SDF-1α has been linked to osteogenic development.³⁵  High levels of SDF-1α caused an increase in coculture BCC growth (Figure 3B) and could also lead to the development of osteoclasts. If these 2 events occur simultaneously, the BCCs would invade the bone. Because bone metastasis is common in BC, these are intriguing thoughts that require future studies. A particularly exciting finding for SDF-1α in the quiescence of BCCs contacting BM relates to a recent report describing CXCR4-positive tumor stem cells as those entering the bone from periphery.³⁶ 

The interrelated information shown by molecular and cellular studies can be linked to BCC metastasis. We propose that if the steps involved in this integration are disrupted, the BCCs will begin to proliferate and metastasize to the bone and distant organs. The question, then, is how an increase in SDF-1α would lead to the proliferation of BCCs. Our unpublished studies show that SDF-1α regulates the production of substance P,³⁷  which stimulates hematopoiesis and induces the production of multiple cytokines.³⁷  It is possible that these cytokines could induce BCC growth with the loss of gap junctions and changes in adhesion molecules. It is unclear why exogenous SDF-1α causes interactions of hematopoietic stem cells with BCCs rather than stroma. Because the hematopoietic cells also express other adhesion molecules, perhaps excess SDF-1α causes changes in their expressions allowing them to interact with BCCs.

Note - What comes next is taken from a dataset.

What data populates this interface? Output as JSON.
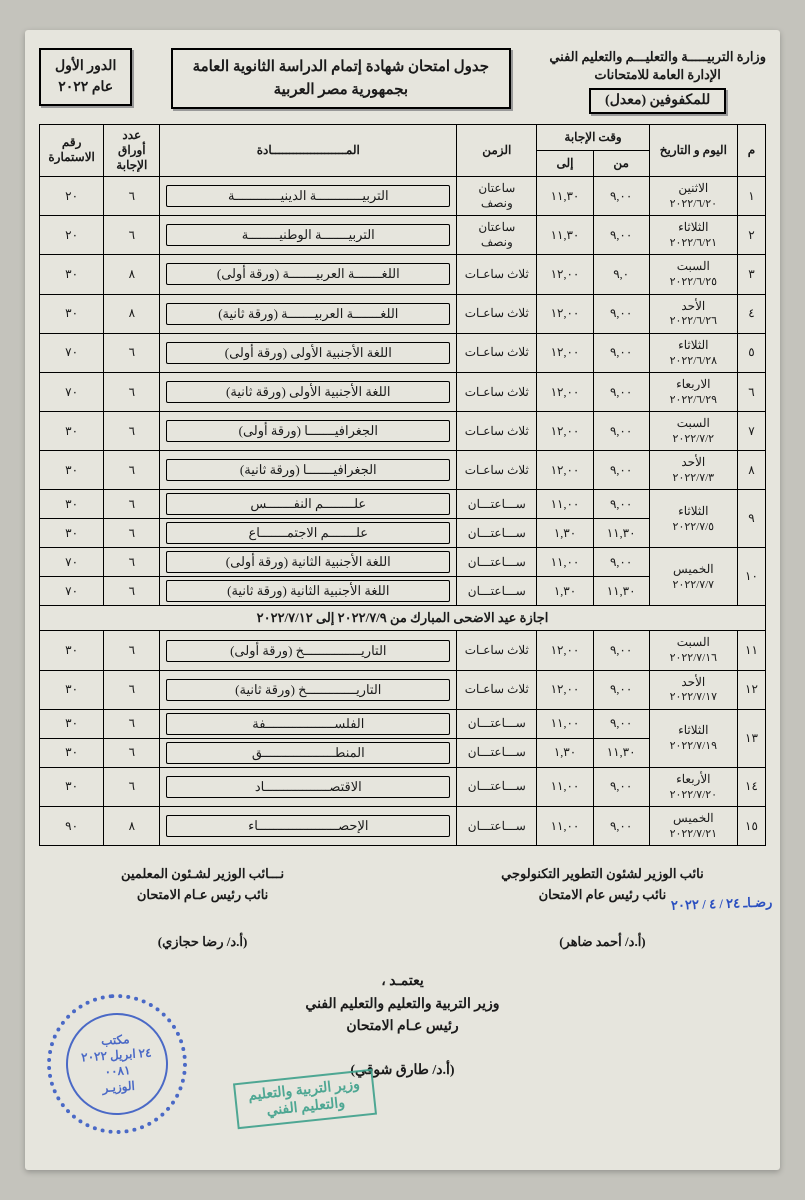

The studies presented in this report could form the impetus for future in-depth research to understand how BCCs integrate within stroma and also to understand the mechanisms that lead to cancer resurgence from BM. Future studies need to examine BM biopsies from patients at different stages of BC, including cancer remission. The functional studies for gap junctions (Figure 5B) need to be branched into a new area to identify what molecules are shared between the BCCs and BM stroma. These studies will require proteomics, genomics, and microRNA analyses.